The study looks at how 61 academic, public and special libraries, museums and historical societies organize their collection digitization efforts. The study gives highly detailed data on
spending, budgets, uses of staff time, digitization volumes and back logs and much more. The study helps its readers to answer questions such as: how much digitization is done in-house? How
much is outsourced? If outsourced, which companies are favored suppliers? How much are organizations spending on digitization? How much of their staff time is spent on issues of cataloging and
metadata? How much is spent on collection marketing? What kind of equipment is being used and what are future plans for equipment?
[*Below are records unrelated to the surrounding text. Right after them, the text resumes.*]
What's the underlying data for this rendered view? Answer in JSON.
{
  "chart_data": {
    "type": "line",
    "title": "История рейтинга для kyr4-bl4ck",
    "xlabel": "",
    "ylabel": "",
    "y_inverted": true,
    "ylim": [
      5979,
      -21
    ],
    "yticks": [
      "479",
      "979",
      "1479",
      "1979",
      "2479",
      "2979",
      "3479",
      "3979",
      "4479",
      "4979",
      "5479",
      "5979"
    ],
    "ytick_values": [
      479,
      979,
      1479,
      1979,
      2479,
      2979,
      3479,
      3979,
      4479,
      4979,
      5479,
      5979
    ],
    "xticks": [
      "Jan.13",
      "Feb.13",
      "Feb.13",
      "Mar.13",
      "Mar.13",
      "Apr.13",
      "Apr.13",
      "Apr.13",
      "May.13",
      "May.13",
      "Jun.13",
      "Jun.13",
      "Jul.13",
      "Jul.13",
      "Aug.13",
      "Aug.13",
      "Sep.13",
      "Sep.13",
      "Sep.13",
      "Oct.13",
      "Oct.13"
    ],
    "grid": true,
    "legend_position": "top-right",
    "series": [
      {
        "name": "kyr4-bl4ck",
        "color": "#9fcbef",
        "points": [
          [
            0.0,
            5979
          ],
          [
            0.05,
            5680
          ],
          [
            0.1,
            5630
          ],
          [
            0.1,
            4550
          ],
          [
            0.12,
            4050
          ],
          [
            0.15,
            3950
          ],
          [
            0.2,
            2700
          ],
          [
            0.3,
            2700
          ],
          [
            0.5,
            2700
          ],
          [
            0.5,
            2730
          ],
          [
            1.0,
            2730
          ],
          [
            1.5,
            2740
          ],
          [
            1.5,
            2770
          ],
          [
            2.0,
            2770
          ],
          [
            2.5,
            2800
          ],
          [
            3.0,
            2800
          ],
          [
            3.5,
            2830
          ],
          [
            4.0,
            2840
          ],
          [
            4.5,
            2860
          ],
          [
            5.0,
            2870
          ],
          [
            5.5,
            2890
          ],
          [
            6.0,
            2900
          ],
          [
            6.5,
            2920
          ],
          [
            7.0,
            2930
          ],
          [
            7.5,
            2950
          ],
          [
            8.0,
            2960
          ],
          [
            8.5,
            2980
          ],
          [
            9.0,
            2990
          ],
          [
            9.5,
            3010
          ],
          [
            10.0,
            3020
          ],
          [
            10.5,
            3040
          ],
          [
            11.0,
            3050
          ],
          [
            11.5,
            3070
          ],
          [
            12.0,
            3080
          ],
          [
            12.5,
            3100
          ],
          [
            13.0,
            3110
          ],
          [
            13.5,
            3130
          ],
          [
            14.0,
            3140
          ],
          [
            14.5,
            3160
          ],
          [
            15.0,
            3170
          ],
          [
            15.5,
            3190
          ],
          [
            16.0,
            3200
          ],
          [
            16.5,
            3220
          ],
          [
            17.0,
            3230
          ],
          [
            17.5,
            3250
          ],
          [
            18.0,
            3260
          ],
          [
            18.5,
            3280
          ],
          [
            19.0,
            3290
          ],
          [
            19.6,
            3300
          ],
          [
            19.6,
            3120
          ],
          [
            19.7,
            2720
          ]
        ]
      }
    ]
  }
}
Also covered: crowdsourcing, use of blogs and social media,
online showcases and exhibits and much more.Just a few of the study’s major findings are that: More than 60% of those responding had little to no experience with the preservation or enhancement
of existing digital formats. Special libraries had the largest budget of the four groups represented with a mean of $500,855. The average number of people spending part of their day on
digitization projects was 3.94. Special libraries and college/university libraries were more likely than museums or public libraries to outsource (64.29% and 62.5% vs. 28% and 50%). On
average,36.2% of digitization work was outsourced to third parties. Most of those surveyed felt that staff labor spent on digitization would stay about the same (50.82%) but more than 40% felt
that staff labor spent on digitization would increase or increase significantly. Few expected decreases.